In my previous post, I’d shown a link to M. J. Roses’s site, The Reincarnationist. Now this whole proved quite interesting on many levels, because of all my e-mails over the years, this one garnered the most responses to anything I’ve sent in quite a long time! Responses ranged from not impressed to time travel has to be the only answer! It was so cool to get such interest–but it warrants it. A strange looking “man-woman” walking in a strange gait in the 1928 Charlie Chaplin movie, The Circus. If you look at this very short film clip, it does look weird. The shoes looked way too long, but that could be display distortion. And, of course there were no cell phone towers back then for a cell phone, from the future or not, to work.

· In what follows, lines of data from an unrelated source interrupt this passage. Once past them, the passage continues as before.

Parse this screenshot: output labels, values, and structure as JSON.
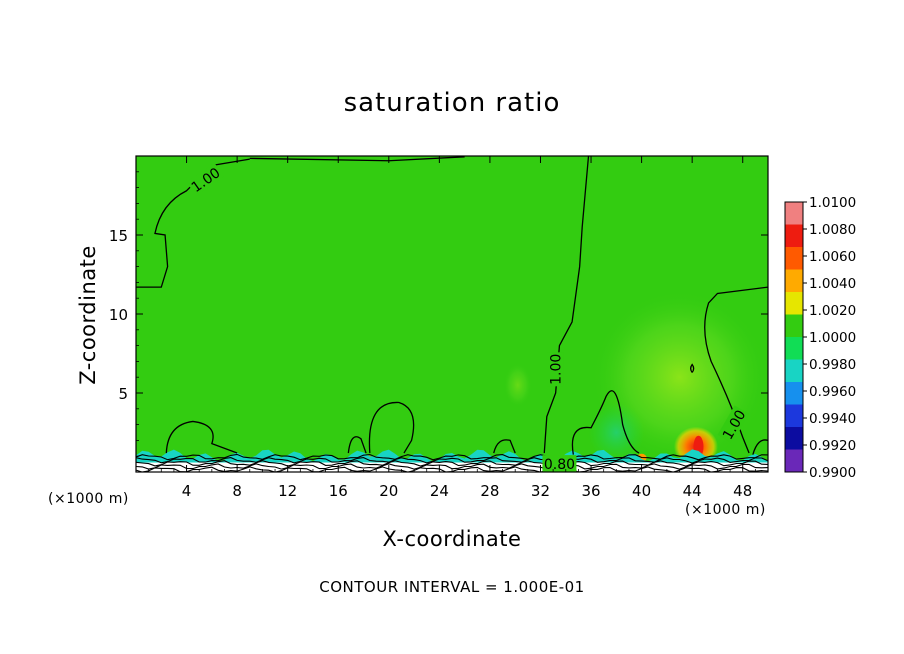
{
  "chart_data": {
    "type": "heatmap",
    "title": "saturation ratio",
    "xlabel": "X-coordinate",
    "ylabel": "Z-coordinate",
    "x_unit": "(×1000 m)",
    "xlim": [
      0,
      50
    ],
    "ylim": [
      0,
      20
    ],
    "x_ticks": [
      4,
      8,
      12,
      16,
      20,
      24,
      28,
      32,
      36,
      40,
      44,
      48
    ],
    "y_ticks": [
      5,
      10,
      15
    ],
    "footnote": "CONTOUR INTERVAL = 1.000E-01",
    "contour_labels": [
      {
        "text": "1.00",
        "x": 5.5,
        "z": 18.5,
        "angle": -35
      },
      {
        "text": "1.00",
        "x": 33.2,
        "z": 6.5,
        "angle": -90
      },
      {
        "text": "1.00",
        "x": 47.3,
        "z": 3.0,
        "angle": -60
      },
      {
        "text": "0.80",
        "x": 33.5,
        "z": 0.5,
        "angle": 0
      }
    ],
    "colorbar": {
      "levels": [
        "1.0100",
        "1.0080",
        "1.0060",
        "1.0040",
        "1.0020",
        "1.0000",
        "0.9980",
        "0.9960",
        "0.9940",
        "0.9920",
        "0.9900"
      ],
      "colors": [
        "#f08080",
        "#ee1c10",
        "#ff5a00",
        "#ffaa00",
        "#e6e600",
        "#33cc11",
        "#11dd55",
        "#18d4c4",
        "#1690ee",
        "#1c38dd",
        "#0c0ca0",
        "#6a28b8"
      ]
    },
    "field_background": "#33cc11",
    "features": [
      {
        "name": "warm-plume",
        "x_range": [
          38,
          47
        ],
        "z_range": [
          0.5,
          11
        ],
        "color": "#66e011"
      },
      {
        "name": "supersat-core",
        "x_range": [
          42,
          46
        ],
        "z_range": [
          0.8,
          2.2
        ],
        "color": "#ff5a00"
      },
      {
        "name": "surface-band",
        "x_range": [
          0,
          50
        ],
        "z_range": [
          0,
          1.2
        ],
        "color": "#18d4c4"
      }
    ]
  }
}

So, I did a little research, with great thanks to my Uncle Warren, who pointed me in an interesting direction–the Hearing Aid Museum. More specifically, the Western Electric Model 34A audiophone carbon hearing aid. After checking out the site a little, I found a point of contact, Dr. Neil Bauman (Ph.D.). So, I e-mailed him about this whole “time traveler” thing. Dr. Bauman was gracious enough to reply the very next day (thank you, sir.!). Yes, he had heard of this film clip, and curiously enough, he’d posted a blog about it, since so many had contacted him about it. I liked how Dr. Bauman attacked the issue, but I also liked how he came to the same conclusion: that a conclusion really couldn’t be made based on the available information, but I have to disagree with him on one important aspect of his analysis.
Time travel.
I’m just gonna “go there.”
How much do we really know about physics? I think it was in Dr. Paul LaViolette’s book, Secrets of Antigravity Propulsion, that actually talked about the ability to travel back in time. That the physics taught in universities is a truncated discipline, with aspects of Max Planck’s formulas intentionally withheld from public consumption. Sorry I don’t have those references at hand just now, but I’ll try to find them and post them to this blog as a correction. But I’m just saying that no one can really make a conclusion about this little piece of film footage, and you can’t rule out anything, no matter how insane it might appear. But, like Dr. Bauman said, our odd little character could simply be holding a bag of ice to his/her ear and talking to him/herself!
But what I find really cool about this whole thing is that it really stimulates everybody’s imagination! We may not nor never have the answer to this, but, heck, it was a cool diversion from the everyday, and for that, George Clarke and M. J. Rose, thanks so much for helping to stimulate that–and in a good way!